Dans ce cadre, de nombreux points d’ombre demeurent. Pourquoi la France a‑t‑elle attendu 1990 pour interdire un pesticide qui avait été classé « cancérogène probable » en 1979 et banni aux États‑Unis dès 1976 ? Pourquoi le chlordécone a‑t‑il bénéficié de dérogations pendant trois ans aux Antilles après son interdiction en métropole ? Pourquoi la cartographie des zones polluées réalisée par l’État en 2010 est‑elle restée confidentielle jusqu’en 2018 ? Quelle est la véritable ampleur des dégâts tant sur le plan sanitaire qu’environnemental ? Au vu de la persistance du chlordécone dans les écosystèmes et du degré de contamination des populations locales, des mesures concrètes et urgente de dépollution et de protection doivent être prises.

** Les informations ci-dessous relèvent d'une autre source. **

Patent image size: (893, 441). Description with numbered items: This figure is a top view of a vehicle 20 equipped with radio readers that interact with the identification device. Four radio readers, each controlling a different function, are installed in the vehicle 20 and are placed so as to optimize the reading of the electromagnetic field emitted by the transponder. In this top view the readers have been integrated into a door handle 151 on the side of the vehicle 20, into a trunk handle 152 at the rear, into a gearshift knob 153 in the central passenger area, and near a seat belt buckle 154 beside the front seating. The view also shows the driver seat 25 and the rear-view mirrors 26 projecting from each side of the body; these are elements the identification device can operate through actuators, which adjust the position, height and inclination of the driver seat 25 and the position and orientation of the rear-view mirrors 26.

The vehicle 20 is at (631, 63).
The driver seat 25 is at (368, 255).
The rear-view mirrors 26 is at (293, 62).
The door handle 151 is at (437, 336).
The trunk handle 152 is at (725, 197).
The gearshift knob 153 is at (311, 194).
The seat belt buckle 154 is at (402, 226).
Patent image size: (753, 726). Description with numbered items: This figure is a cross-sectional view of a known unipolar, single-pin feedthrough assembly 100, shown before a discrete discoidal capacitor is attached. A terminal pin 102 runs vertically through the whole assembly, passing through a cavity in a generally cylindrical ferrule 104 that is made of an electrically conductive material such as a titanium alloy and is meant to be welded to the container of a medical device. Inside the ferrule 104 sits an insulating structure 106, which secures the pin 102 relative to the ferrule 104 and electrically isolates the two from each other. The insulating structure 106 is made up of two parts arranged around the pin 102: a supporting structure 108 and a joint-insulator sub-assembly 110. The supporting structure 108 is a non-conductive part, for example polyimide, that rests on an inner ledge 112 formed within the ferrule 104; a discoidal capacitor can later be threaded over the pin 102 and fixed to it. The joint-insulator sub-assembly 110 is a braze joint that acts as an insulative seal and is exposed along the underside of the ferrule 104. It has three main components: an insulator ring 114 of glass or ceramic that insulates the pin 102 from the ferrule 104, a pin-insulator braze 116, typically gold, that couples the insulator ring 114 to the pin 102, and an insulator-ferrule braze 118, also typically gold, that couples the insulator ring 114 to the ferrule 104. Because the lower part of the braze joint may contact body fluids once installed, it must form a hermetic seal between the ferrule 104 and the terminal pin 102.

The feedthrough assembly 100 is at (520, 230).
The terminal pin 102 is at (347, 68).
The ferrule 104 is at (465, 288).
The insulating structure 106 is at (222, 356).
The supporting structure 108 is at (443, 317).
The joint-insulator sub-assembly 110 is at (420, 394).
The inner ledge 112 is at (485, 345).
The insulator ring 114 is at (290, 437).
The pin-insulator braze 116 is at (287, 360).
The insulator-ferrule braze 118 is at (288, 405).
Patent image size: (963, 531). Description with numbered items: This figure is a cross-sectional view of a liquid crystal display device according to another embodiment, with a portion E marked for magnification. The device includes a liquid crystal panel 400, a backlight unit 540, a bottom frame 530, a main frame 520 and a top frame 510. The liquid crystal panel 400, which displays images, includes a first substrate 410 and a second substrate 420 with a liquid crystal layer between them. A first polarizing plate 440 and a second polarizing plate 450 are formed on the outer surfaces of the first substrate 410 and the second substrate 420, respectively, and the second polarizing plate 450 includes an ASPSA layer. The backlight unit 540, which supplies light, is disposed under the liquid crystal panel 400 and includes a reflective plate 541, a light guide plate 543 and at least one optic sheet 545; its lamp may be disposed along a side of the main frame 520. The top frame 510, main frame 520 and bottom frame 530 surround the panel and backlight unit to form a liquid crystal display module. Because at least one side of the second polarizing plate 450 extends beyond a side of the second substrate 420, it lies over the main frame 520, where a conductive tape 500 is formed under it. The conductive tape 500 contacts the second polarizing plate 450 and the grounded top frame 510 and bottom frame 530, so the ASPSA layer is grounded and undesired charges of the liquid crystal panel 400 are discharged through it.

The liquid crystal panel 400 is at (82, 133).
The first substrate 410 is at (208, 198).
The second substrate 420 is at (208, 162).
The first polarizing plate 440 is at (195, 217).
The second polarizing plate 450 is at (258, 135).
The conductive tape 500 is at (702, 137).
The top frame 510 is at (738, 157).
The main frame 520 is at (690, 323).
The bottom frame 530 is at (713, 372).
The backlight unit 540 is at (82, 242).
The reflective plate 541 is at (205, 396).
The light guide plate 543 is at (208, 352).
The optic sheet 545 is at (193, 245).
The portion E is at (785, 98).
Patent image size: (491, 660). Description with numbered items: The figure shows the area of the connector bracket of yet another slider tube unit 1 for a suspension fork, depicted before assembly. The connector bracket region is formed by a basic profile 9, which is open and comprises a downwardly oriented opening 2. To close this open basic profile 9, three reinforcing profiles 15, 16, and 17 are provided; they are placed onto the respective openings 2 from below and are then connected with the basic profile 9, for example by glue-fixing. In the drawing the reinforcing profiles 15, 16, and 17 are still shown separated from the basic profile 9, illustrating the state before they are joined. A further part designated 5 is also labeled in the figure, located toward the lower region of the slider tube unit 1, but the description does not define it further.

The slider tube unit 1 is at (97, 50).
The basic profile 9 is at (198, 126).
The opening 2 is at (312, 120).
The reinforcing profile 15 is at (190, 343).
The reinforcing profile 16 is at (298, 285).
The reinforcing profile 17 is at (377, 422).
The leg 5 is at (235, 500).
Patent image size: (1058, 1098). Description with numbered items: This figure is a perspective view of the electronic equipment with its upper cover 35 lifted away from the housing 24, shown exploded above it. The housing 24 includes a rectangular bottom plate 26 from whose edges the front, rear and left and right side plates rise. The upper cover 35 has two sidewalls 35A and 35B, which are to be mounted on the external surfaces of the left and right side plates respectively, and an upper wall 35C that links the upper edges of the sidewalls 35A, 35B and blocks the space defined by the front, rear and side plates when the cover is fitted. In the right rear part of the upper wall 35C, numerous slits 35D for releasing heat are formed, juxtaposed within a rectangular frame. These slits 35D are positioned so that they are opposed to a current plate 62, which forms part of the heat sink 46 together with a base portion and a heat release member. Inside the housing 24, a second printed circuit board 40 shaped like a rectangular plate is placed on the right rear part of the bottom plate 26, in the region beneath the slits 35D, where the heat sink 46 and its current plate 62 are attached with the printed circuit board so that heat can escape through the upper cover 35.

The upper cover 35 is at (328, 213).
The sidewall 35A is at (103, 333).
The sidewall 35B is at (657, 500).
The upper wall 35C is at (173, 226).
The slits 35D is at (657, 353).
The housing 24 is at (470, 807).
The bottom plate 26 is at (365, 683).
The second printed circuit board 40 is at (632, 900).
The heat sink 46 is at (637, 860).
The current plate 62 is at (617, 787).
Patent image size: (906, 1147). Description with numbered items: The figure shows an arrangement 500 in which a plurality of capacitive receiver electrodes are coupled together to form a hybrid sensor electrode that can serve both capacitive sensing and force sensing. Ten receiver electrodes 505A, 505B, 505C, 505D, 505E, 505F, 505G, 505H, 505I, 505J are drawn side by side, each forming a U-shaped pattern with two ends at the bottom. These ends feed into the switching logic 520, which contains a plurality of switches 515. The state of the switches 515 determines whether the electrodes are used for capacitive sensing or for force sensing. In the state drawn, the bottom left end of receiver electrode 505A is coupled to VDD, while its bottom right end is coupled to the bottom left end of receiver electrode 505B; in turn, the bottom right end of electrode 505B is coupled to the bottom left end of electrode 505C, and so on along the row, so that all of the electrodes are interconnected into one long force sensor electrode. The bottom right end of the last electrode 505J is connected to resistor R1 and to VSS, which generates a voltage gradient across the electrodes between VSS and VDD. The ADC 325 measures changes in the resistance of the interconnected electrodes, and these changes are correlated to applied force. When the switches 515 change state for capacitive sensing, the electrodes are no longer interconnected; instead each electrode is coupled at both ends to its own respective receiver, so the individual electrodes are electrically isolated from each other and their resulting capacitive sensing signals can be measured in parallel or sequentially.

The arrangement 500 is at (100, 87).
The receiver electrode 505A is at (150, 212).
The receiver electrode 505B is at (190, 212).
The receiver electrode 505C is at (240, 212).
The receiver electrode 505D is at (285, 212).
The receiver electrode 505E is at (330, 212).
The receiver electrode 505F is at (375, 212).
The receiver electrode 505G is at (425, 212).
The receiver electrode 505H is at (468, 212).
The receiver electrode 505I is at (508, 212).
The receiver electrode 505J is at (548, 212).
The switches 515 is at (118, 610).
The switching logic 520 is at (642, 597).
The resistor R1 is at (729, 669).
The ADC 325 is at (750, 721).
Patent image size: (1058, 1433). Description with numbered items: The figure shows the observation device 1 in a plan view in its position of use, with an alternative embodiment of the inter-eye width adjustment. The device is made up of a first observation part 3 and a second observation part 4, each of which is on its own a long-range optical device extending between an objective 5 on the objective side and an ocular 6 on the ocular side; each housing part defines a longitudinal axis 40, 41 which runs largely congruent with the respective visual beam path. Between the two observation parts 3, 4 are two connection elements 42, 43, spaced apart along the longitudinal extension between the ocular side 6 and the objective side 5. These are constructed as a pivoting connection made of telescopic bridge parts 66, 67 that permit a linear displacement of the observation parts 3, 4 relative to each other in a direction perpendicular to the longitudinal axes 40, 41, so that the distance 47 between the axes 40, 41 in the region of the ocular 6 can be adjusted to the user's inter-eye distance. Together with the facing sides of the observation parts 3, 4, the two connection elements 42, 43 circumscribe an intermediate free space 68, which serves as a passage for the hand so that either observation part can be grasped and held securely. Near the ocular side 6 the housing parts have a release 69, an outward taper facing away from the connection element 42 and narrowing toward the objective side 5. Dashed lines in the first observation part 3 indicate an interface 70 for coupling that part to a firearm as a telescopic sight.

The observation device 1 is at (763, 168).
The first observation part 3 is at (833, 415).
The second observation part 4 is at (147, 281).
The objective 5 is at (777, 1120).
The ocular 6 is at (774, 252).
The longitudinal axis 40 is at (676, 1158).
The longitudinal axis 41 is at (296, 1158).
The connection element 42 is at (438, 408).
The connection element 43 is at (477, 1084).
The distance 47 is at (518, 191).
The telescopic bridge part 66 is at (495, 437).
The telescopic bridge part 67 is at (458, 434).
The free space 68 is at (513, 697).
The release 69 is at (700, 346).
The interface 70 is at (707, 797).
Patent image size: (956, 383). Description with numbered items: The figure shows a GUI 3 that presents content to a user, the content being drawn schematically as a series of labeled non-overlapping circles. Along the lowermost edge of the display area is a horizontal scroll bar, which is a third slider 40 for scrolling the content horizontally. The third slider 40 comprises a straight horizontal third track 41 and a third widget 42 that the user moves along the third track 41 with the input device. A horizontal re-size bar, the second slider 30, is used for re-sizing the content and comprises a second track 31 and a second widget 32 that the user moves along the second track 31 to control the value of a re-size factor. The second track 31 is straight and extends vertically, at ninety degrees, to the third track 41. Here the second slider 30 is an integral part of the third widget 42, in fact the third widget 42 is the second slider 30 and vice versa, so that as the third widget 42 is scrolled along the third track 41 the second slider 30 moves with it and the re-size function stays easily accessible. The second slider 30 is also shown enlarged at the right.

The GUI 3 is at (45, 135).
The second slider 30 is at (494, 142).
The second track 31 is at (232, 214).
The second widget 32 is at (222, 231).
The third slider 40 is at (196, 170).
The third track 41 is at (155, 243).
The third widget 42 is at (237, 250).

Près de trente ans après l’interdiction du chlordécone, les populations antillaises ont droit aujourd’hui à la reconnaissance des préjudices subis et de leur statut de victime par l’État et la société. Il convient de faire toute la lumière sur cette affaire. L’ouverture d’une commission d’enquête à l’Assemblée nationale est donc impérative.
proposition de rÉsolution
En application des articles 137 et suivants du Règlement de l’Assemblée nationale, il est créé une commission d’enquête de trente membres chargée d’examiner les origines, la gestion et les conséquences humaines, sociales, sanitaires, environnementales et financières de l’utilisation, autorisée par l’État, du chlordécone, en Guadeloupe et en Martinique.